Oleh: Manche Kota
(Ketua LBH Mahajaya)
Intimatate.co.id – Penembakan tiga pegawai Dinas Pertanian Kabupaten Jayawijaya di Muliama adalah tindakan biadab. Aksi ini tidak dapat dibenarkan atas alasan politik, ideologi, maupun dalil perjuangan apa pun. Para korban bukan kombatan dan tidak sedang berperang. Mereka adalah aparatur sipil negara (ASN) yang sedang menjalankan tugas pelayanan bagi masyarakat. Menjadikan warga sipil sebagai sasaran merupakan pelanggaran berat hak hidup sekaligus penghinaan terhadap nilai kemanusiaan.
Laporan mengenai adanya pemisahan korban berdasarkan asal-usul sebelum penembakan membuat peristiwa ini makin mengerikan. Ada dimensi diskriminasi kesukuan yang nyata. Dua korban, Alfan Meha dan Willi Mbuik, berasal dari Nusa Tenggara Timur (NTT). Mereka datang ke Papua untuk bekerja dan mengabdi, bukan membawa senjata. Mereka hadir sebagai saudara sebangsa, tetapi harus kehilangan nyawa secara tragis. Kematian mereka adalah duka masyarakat NTT sekaligus luka bagi kemanusiaan Indonesia.
Tidak boleh ada kompromi bagi kelompok yang membunuh warga sipil. Menembak ASN, guru, tenaga kesehatan, hingga rakyat tak bersenjata bukanlah bentuk keberanian. Itu adalah tindakan penakut dan biadab. Tidak ada cita-cita politik yang mulia jika diperjuangkan dengan menumpahkan darah orang-orang yang tak berdaya.
Ujian Konsistensi Pegiat HAM
Peristiwa ini sekaligus menguji konsistensi para pegiat dan lembaga HAM. Selama ini, kritik keras kerap dilayangkan saat dugaan pelanggaran dilakukan oleh aparat negara. Namun, suara yang sama nyaringnya jarang terdengar ketika warga sipil dibunuh oleh kelompok bersenjata.

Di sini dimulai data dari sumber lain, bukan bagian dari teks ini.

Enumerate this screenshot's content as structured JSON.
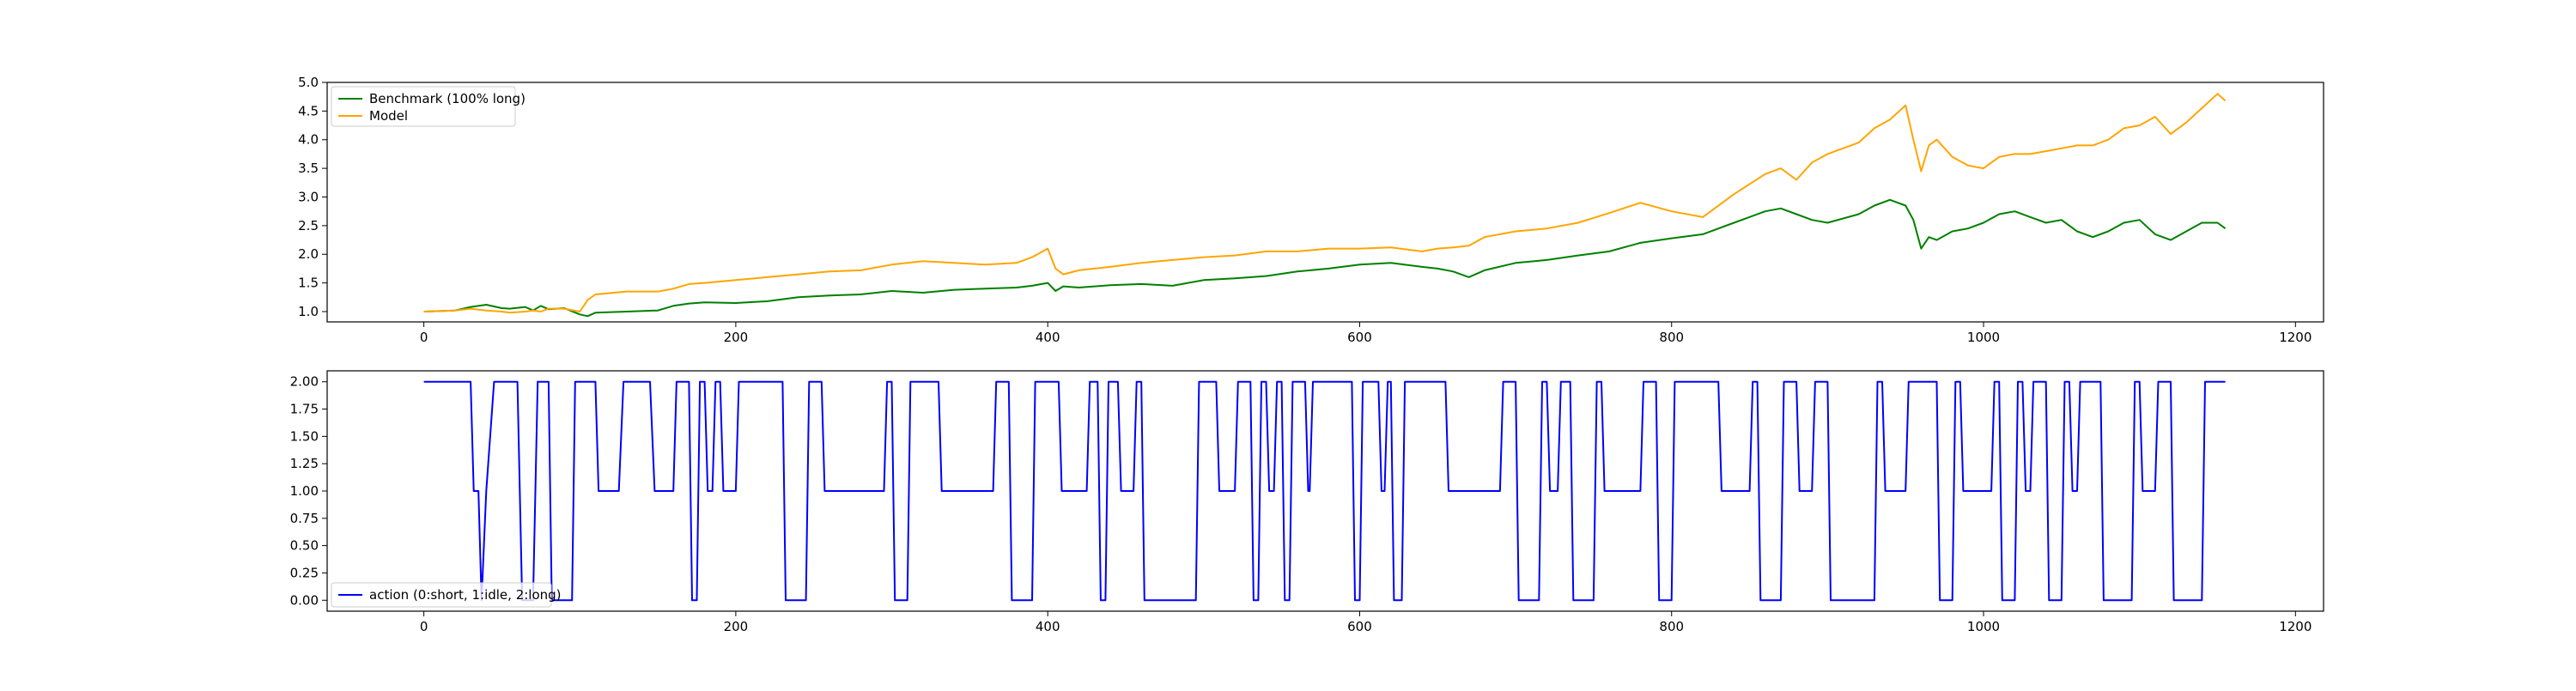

Jika penegakan HAM hanya lantang pada satu sisi konflik dan mendadak samar saat korbannya adalah ASN, guru, atau warga pendatang, maka nilai HAM telah direduksi menjadi alat keberpihakan politik. Hak hidup Alfan Meha dan Willi Mbuik sama berharganya dengan hak hidup seluruh warga Papua.
HAM tidak mengenal korban “kelas satu” atau “kelas dua”. Kelompok bersenjata tidak memiliki cek kosong moral untuk membunuh sipil atas nama perjuangan. Komnas HAM, organisasi masyarakat sipil, dan para aktivis harus sama kerasnya mengutuk pembunuhan ini, mendokumentasikan korban, serta mendesak pertanggungjawaban hukum bagi pelaku. Membela HAM berarti membela manusia—tanpa memandang siapa pelakunya dan dari mana korbannya berasal.
Tanggung Jawab Negara dan Penegakan Hukum
Pemerintah Pusat tidak boleh tinggal diam. Konstitusi mengamanatkan negara untuk melindungi segenap bangsa Indonesia. Jakarta tidak boleh terus memandang kematian warga sipil di Papua sebagai sekadar berita rutin yang direspons dengan ucapan belasungkawa semata.
Pemerintah dan aparat keamanan wajib menjamin keamanan pelayanan publik, melindungi pekerja di daerah rawan, memperkuat pencegahan, serta mengejar para pelaku hingga tuntas. Penegakan hukum harus tegas, profesional, dan terukur.
Namun, penindakan hukum tidak boleh berubah menjadi tindakan sewenang-wenang terhadap masyarakat yang tidak bersalah. Jangan menyamakan seluruh masyarakat Papua dengan kelompok bersenjata. Masyarakat asli Papua maupun warga pendatang memiliki hak konstitusional yang sama untuk hidup aman. Negara harus mampu menghukum pelaku tanpa menciptakan korban baru.
Papua harus menjadi tanah kehidupan, bukan tanah kematian. Darah Alfan Meha, Willi Mbuik, dan korban lainnya tidak boleh dilupakan begitu saja. Pemerintah Pusat harus hadir dengan aksi nyata, dan komunitas HAM harus berani bersuara adil. Sebab, ketika HAM dibela secara selektif, yang sedang diperjuangkan bukan lagi kemanusiaan, melainkan kepentingan semata.